The story opens with Dr. Hugh Challoner vacationing in Algiers and visiting a quick sketch caricaturist/artist named Aubrey Highton, who draws the doctor as a laughing fox terrier. The doctor did not care for the finished portrait but agreed to help Highton find work when he visits England later in the year. Only days after Highton arrives in Sturton Lacey, Dr. Challoner is found dead in his home, where he saw patients. The last patient of the day, Mrs. Madeleine Burke, insists that the doctor was perfectly healthy, if somewhat distracted, when she left the consulting room close to 7:30 P.M. Dr. Challoner’s daughter and her fiancé were in another part of the house and did not hear anything worrying, due to the soundproofing between the doctor’s surgery and his living quarters. Highton had left just before Mrs. Burke, locking the door to the doctor’s office on his way out.
Inspector Knollis and his sergeant George Ellis undertake a lengthy investigation, including repeated interviews of and research on the only possible suspects: Highton, Mrs. Burke, the daughter, and the fiancée.
The first detail I noticed in this locked room mystery is that it offers maps of Dr. Challoner’s house and of the relevant section of the town in which the house is situated. Locations and the distances from the house to other destinations in the town play a significant role in the solution, so I was happy to see them. I also love maps for themselves, as they add a careful touch of realism to a wholly fictional universe.

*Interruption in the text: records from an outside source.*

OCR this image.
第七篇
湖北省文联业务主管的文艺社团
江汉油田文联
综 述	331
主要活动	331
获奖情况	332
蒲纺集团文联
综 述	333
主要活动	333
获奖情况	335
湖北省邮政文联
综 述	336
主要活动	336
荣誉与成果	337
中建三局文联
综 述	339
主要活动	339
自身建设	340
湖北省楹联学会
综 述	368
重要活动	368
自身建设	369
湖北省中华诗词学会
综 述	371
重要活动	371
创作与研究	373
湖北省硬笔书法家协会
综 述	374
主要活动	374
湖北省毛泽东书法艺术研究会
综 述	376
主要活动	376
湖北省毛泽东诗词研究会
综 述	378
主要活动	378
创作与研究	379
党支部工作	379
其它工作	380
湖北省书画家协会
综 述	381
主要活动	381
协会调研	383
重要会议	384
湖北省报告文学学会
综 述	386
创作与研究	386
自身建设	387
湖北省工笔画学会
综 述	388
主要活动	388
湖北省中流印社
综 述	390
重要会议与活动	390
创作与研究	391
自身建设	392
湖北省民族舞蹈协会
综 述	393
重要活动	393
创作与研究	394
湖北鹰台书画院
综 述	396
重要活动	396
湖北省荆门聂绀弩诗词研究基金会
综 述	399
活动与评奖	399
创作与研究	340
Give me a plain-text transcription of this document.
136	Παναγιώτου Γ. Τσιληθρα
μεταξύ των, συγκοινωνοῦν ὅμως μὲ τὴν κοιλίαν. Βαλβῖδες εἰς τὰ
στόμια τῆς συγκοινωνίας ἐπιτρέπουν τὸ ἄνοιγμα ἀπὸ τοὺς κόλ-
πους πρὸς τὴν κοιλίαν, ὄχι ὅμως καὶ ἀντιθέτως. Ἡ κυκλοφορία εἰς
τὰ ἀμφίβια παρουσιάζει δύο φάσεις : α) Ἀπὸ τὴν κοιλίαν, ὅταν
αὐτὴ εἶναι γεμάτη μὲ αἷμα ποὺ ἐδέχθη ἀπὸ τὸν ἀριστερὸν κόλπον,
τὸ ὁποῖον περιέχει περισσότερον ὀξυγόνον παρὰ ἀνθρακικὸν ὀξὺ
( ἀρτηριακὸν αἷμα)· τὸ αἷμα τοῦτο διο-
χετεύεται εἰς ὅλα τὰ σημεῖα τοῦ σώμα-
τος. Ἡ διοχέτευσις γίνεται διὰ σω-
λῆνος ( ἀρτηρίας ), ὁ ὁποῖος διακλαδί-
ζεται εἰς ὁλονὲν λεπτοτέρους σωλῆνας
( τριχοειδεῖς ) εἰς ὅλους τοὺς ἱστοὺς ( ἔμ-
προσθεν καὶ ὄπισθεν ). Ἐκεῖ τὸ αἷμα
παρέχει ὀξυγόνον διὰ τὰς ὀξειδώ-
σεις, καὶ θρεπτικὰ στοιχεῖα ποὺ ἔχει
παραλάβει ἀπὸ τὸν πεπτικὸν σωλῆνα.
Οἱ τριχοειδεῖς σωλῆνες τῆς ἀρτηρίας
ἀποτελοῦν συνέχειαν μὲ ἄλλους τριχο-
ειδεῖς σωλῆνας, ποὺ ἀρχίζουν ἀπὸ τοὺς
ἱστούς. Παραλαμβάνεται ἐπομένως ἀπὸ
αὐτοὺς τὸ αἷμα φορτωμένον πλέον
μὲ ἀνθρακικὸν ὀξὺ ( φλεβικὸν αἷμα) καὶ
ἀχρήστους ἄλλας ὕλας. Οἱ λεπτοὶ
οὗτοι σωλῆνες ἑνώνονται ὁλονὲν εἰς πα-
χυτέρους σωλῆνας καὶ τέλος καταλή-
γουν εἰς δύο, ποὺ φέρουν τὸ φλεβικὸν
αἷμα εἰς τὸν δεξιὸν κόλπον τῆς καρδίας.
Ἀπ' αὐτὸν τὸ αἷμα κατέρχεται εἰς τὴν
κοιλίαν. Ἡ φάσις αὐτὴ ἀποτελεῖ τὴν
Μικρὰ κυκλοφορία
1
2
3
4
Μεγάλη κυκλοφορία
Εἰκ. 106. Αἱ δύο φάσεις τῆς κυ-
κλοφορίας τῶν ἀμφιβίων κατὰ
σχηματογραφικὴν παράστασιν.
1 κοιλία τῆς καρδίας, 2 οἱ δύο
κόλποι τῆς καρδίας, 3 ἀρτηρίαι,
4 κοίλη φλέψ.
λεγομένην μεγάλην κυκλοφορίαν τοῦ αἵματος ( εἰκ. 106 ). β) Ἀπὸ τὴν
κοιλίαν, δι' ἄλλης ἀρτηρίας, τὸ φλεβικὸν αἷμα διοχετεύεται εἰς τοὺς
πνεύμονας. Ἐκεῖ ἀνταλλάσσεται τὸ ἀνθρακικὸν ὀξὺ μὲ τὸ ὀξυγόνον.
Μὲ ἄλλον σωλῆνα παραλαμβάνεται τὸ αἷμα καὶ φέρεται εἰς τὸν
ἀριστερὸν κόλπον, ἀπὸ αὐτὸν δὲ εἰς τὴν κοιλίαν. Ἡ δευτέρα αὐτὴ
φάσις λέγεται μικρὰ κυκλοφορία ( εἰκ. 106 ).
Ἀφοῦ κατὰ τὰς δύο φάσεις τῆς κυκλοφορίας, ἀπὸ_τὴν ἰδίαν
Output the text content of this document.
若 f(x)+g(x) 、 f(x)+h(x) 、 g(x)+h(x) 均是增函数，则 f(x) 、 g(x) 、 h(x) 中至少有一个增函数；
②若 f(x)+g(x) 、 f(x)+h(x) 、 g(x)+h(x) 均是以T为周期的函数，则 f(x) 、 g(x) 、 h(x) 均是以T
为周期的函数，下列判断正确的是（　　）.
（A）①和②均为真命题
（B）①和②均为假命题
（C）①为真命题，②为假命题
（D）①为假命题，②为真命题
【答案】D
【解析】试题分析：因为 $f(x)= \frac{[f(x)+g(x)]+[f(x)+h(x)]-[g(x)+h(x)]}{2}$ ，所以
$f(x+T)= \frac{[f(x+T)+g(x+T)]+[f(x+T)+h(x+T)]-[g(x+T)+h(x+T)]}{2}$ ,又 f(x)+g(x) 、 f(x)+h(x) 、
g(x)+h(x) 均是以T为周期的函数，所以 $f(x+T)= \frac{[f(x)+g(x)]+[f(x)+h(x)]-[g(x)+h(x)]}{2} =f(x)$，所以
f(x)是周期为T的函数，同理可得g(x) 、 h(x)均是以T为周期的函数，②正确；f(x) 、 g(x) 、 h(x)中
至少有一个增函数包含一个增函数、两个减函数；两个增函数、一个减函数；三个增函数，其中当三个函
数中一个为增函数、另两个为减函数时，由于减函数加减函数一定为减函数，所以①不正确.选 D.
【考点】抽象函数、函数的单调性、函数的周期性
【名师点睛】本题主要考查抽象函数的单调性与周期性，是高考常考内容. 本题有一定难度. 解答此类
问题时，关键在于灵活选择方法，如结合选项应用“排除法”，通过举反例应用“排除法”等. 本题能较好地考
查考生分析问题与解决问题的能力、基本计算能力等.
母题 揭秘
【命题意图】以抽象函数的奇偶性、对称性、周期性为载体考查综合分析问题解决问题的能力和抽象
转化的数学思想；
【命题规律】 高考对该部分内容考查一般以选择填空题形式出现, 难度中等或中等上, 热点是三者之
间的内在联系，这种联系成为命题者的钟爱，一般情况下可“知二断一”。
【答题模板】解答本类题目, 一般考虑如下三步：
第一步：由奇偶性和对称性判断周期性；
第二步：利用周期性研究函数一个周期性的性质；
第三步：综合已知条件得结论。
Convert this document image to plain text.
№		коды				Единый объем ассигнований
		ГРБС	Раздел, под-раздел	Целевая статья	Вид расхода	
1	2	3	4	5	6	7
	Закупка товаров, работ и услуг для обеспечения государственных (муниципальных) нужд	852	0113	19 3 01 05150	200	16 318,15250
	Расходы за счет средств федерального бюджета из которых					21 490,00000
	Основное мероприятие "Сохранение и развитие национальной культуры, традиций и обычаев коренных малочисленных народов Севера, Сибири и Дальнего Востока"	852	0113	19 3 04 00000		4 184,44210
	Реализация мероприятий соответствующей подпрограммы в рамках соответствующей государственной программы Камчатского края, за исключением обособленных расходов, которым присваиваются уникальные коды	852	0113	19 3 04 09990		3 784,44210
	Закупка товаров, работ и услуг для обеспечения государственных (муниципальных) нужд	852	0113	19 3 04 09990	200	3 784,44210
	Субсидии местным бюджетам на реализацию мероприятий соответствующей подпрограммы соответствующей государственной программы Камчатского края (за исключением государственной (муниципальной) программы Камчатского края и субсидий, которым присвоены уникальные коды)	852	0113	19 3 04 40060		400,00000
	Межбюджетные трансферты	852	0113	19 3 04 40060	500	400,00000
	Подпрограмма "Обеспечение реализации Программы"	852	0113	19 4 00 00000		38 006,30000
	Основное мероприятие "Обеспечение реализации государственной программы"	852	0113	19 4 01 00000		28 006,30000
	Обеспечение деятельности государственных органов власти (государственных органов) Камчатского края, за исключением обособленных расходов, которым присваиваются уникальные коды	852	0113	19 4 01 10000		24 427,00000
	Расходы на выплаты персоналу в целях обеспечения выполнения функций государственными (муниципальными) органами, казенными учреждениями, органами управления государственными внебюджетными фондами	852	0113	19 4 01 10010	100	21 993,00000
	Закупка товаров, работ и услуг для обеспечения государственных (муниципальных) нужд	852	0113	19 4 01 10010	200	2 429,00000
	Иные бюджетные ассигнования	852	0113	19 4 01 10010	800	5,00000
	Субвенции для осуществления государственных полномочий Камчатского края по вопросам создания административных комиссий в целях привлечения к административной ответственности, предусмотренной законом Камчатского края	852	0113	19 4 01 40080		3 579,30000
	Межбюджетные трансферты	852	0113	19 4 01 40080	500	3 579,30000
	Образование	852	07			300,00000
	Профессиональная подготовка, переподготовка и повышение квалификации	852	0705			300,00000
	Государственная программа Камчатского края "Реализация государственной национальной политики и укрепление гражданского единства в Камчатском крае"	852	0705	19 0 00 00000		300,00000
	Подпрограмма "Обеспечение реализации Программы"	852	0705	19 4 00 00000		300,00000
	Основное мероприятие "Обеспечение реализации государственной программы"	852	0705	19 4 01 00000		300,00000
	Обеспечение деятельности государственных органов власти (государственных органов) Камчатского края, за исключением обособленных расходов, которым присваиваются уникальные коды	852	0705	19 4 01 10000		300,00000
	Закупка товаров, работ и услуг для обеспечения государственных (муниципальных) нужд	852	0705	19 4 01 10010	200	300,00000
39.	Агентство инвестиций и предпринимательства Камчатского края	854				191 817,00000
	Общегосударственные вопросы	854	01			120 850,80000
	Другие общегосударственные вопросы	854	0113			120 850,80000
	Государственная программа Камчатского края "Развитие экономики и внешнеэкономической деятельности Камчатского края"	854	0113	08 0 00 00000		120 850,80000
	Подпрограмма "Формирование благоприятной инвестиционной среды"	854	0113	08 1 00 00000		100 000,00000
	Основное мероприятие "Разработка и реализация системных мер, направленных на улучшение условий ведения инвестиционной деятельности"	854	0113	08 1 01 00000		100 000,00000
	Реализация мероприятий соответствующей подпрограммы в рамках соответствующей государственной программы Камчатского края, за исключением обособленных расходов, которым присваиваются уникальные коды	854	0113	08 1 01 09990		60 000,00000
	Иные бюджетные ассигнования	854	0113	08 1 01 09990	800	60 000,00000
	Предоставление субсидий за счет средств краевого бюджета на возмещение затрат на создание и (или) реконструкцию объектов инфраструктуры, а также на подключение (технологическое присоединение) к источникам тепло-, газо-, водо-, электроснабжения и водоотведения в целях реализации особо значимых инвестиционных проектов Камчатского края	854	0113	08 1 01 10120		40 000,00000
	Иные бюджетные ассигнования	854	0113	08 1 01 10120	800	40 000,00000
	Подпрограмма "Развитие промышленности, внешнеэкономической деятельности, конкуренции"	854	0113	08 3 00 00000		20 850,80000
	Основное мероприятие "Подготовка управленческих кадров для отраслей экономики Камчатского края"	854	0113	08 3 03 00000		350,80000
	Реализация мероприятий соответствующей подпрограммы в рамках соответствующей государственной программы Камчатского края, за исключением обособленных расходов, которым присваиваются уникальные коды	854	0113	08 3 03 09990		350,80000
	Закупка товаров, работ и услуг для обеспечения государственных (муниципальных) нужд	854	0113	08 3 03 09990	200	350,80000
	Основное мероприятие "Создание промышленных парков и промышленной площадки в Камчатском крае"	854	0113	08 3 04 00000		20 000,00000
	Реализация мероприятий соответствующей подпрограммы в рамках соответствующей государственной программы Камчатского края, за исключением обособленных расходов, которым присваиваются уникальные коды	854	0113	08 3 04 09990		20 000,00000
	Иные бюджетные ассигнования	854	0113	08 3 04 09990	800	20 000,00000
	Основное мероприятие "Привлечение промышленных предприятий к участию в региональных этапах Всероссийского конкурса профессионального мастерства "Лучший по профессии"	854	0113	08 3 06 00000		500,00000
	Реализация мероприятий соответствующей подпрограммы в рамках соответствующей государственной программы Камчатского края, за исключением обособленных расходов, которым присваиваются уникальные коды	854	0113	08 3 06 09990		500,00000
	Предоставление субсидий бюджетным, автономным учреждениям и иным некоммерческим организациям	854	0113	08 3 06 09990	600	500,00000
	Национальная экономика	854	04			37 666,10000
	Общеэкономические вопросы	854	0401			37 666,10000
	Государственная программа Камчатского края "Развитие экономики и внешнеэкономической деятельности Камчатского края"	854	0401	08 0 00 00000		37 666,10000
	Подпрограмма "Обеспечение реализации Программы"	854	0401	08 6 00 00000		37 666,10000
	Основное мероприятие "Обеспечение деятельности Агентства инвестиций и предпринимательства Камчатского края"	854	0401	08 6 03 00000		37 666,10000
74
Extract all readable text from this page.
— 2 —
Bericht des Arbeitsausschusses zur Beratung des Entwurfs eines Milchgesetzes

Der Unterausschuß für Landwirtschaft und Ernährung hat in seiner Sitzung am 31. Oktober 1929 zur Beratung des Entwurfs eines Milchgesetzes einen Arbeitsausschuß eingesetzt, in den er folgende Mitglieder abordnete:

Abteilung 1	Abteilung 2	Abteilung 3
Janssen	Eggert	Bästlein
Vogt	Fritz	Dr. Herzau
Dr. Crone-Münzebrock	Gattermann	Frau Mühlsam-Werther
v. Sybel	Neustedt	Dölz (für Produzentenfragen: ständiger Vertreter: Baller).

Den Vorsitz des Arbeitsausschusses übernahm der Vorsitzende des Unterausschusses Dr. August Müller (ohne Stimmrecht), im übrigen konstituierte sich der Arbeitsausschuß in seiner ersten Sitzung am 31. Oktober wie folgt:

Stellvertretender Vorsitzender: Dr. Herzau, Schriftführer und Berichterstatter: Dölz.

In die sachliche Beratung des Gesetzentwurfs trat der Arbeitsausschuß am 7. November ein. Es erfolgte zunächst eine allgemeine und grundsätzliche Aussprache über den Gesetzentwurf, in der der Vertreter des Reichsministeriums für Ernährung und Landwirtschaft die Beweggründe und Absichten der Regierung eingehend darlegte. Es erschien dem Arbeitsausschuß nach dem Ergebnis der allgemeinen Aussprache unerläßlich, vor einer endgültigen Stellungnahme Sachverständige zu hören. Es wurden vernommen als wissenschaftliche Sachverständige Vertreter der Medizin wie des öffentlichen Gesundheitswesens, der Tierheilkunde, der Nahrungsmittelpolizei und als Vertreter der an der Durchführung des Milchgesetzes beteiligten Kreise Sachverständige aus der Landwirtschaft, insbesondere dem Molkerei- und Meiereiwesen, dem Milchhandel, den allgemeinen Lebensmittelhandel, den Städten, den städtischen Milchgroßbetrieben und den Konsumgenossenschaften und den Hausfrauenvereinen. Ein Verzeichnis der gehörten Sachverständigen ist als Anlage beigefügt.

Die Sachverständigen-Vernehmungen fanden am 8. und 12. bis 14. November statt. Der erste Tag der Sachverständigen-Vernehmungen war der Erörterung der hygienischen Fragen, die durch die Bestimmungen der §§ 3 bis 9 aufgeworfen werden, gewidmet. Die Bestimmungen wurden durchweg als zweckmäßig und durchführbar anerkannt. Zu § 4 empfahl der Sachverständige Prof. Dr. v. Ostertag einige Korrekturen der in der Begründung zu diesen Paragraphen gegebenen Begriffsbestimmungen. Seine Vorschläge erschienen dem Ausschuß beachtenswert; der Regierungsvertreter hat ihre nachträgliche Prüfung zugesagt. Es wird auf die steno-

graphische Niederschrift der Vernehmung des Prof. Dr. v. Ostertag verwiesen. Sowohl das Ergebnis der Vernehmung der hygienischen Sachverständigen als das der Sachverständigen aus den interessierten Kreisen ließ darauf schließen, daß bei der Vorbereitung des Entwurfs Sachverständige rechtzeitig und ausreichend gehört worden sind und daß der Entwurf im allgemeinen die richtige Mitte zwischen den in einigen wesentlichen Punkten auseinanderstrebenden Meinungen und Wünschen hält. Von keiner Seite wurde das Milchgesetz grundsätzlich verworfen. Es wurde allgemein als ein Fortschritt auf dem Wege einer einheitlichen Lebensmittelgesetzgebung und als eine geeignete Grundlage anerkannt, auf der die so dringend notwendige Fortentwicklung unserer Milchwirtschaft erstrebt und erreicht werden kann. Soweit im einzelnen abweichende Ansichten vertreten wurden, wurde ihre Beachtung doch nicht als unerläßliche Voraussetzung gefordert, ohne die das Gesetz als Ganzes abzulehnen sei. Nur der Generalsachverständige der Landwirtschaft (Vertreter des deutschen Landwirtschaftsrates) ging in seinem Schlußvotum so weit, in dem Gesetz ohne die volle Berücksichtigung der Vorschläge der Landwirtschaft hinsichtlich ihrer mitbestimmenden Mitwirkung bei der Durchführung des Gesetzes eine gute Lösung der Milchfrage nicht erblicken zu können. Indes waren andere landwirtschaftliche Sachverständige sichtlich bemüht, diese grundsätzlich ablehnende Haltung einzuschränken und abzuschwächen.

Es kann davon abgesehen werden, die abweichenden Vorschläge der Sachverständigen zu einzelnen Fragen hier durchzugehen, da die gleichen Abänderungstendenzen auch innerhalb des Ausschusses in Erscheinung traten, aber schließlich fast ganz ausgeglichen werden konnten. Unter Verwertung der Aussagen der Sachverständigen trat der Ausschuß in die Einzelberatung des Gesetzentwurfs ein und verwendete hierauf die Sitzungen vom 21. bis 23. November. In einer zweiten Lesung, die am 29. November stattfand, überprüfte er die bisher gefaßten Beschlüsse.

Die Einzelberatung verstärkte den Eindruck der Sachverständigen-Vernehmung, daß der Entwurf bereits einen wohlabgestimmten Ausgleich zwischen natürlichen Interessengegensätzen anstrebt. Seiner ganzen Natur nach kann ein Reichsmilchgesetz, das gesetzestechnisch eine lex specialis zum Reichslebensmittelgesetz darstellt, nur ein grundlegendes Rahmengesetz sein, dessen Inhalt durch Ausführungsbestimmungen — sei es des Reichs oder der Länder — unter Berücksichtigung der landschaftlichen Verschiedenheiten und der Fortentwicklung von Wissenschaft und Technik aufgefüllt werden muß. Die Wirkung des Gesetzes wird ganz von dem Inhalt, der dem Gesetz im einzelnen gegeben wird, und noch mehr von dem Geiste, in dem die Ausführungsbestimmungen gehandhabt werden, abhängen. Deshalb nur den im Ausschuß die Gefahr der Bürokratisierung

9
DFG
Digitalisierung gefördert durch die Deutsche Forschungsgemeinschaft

I liked the main characters; the interplay between Knollis and Ellis is nicely done. The plot is carefully worked out, although I thought the story was protracted near the end for no useful purpose. The plot hinges on a point that another GA mystery I read recently used so perhaps I am a little biased because of it. At any rate, this book is a competent but not particularly exciting read. I like the characters enough to try another title in the series at some point.